As bebedeiras com os colegas de trabalho costumam ser demoradas e envolvem uma etiqueta formal no mundo dos negócios — Foto: Getty Images/BBC

Uma acusação de estupro por um funcionário de alto escalão na gigante chinesa de tecnologia Alibaba gerou uma tempestade nas redes sociais nas últimas semanas sobre a “tóxica” cultura de trabalho de pressionar os funcionários a beberem em reuniões.

À medida que o escrutínio público do mau comportamento corporativo cresce na China, a antiga tradição de beber em encontros de negócios pode ser abandonada para sempre?

Praticamente a cada duas semanas, Mingxi se junta a seus colegas para beber depois do trabalho, mas é algo que ela teme fazer.
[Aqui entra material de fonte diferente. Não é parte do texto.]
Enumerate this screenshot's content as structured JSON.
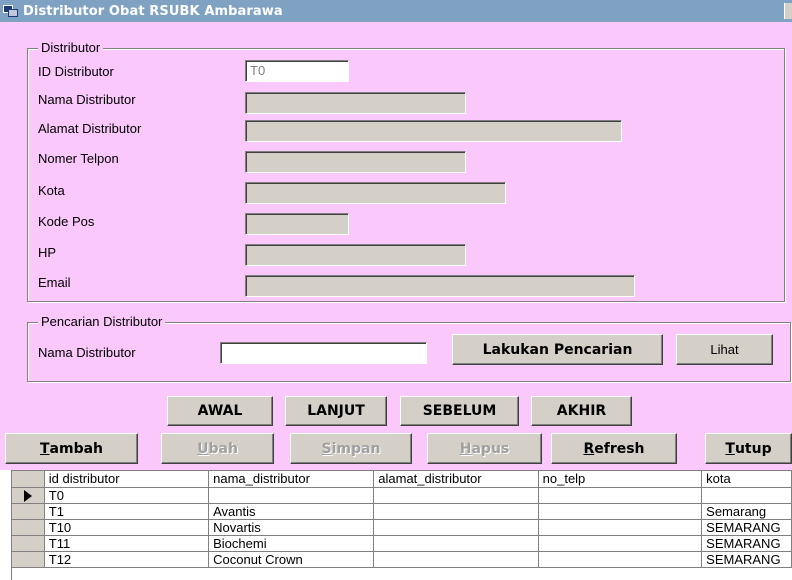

Afinal, não se trata apenas de beber um copo de cerveja no bar da esquina.

Em vez disso, muitas vezes é um encontro prolongado que envolve sorrisos forçados com clientes e uma etiqueta formal de brindes com álcool – e ela nunca se sente confortável.

“Eu sempre me preocupo que as coisas possam sair do controle, embora eu seja muito boa em beber socialmente e não passar dos limites”, disse a consultora de relações públicas de Guangzhou, de 26 anos, à BBC.

“Às vezes, as pessoas fazem piadas sexuais inapropriadas e eu tenho que fingir que as acho engraçadas.”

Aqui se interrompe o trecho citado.